Şevket amcayı çocukluğumdan beri tanıyordum. Beni kızı olarak görür ve çok severdi. Ben de onu çok seviyordum fakat hediyesini kabul edemezdim. Nefes merkezinin çok borcu vardı ve gidişatı iyi değildi. Bir de ben yük olamazdım. “Fiyatını sen mi söylersin yoksa ben hepsine tek tek bakıp kendim mi öğreneyim?“


“Tamam tamam.“ Diyerek pes etti Şevket amca. “450 tl.“


Ucuz söylediğine adım gibi emindim. “Karttan ödeyeceğim.“ Cüzdanımdan kartı çıkartırken bu sefer de Rüzgar durdurdu beni. “Bunlar da benden olsun. Doğum günü hediyesi.“


Baştan aşağıya süzdüm Rüzgar’ı. “O zamanlar seninle tanışmıyorduk bile Rüzgar, düşünmen yeterli, teşekkür ederim.“ Cüzdanımı çıkarırken nazikçe bileğimden tuttu.“Israr ediyorum.“


Çatık kaşlarla döndüm ona. “Bende.“ Bileğimi sert sayılabilecek hızda çekip ondan kurtardım ve cevap vermesine fırsat tanımadan kartımı okuttum.


Rüzgar sessizce beni izlerken ben Şevket amcaya teşekkür edip kitap dolu poşetlerimi elime alarak hızlı adımlarla çıkışa yöneldim. Rüzgar birkaç adımda yanıma gelip çıkış kapısını açtı. Başımı dikleştirip dışarı çıktığımda yanımda yürüyordu.

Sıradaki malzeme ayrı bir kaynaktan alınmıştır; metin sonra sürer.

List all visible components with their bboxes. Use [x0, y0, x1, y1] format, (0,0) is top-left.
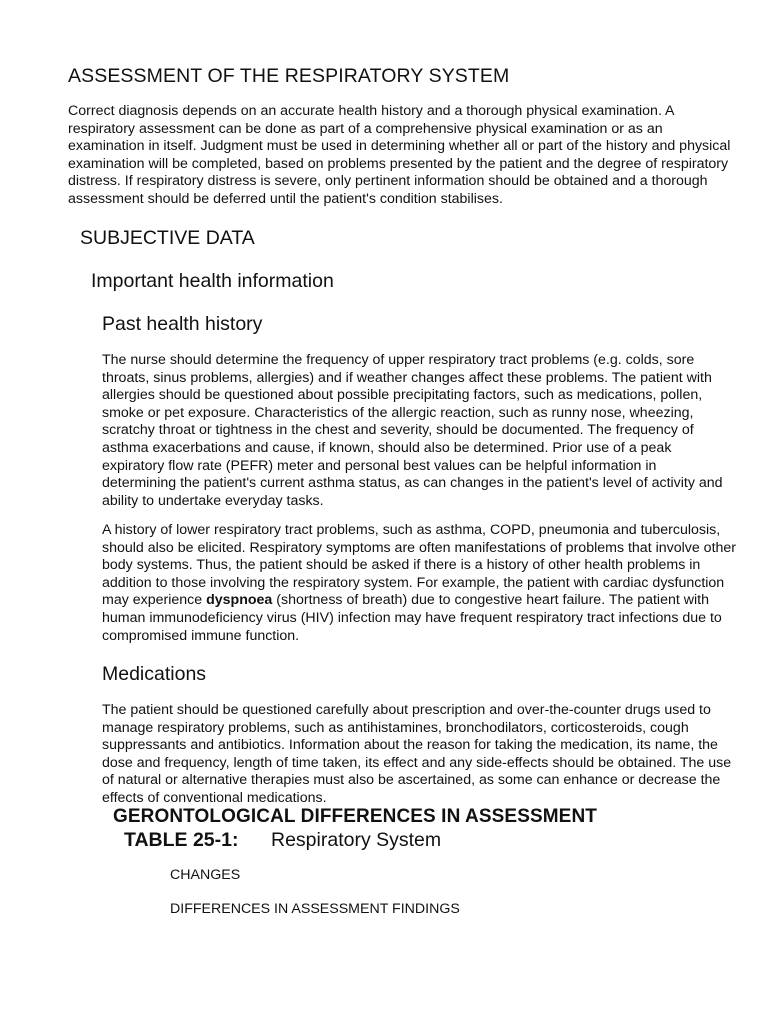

“Sinirlenince çok hızlı yürüyebildiğini biliyor musun? Seni kesinlikle defans olarak oynatmalıyız.“


“Oynatın da kaybedin.“ Derin bir nefes aldım. “Futbol da berbatım.“


“Sadece hediye etmek istemiştim. Neden bu kadar kızdın?“


“Bana hediye almak istiyorsan petito alabilirsin. Böyle hesap ödeme şeylerine hiç gerek yok.“


“Tamam patron.“ Uzanıp elimdeki poşetlerden birini hızlıca aldı. Çatık kaşlarımla bir ona, bir de elindeki poşetime baktığım da şirin şirin gülümsedi. “E bu kadarını yapayım bari.“


“Ver çocuk poşeşetimi.“


Rüzgar omuzlarını düşürdü. “Çocuk mu? Sana gerçekten yaranılmıyor. Hem benim nerem çocuk? Asıl sen şekeri alınan çocuklar gibisin, merak etme yemeyeceğim şekerini, yardımcı olmaya çalışıyorum!“


Elimdeki diğer poşeti ona uzattım. “Al bunu da taşıyıver o zaman.“ Rüzgarı şaşkın yüzünden bunu dememi beklemediği açıktı fakat beklemeden diğer poşeti de aldı. Omuzlarım ağrımıştı resmen, kitaplar ne kadar da ağırdı.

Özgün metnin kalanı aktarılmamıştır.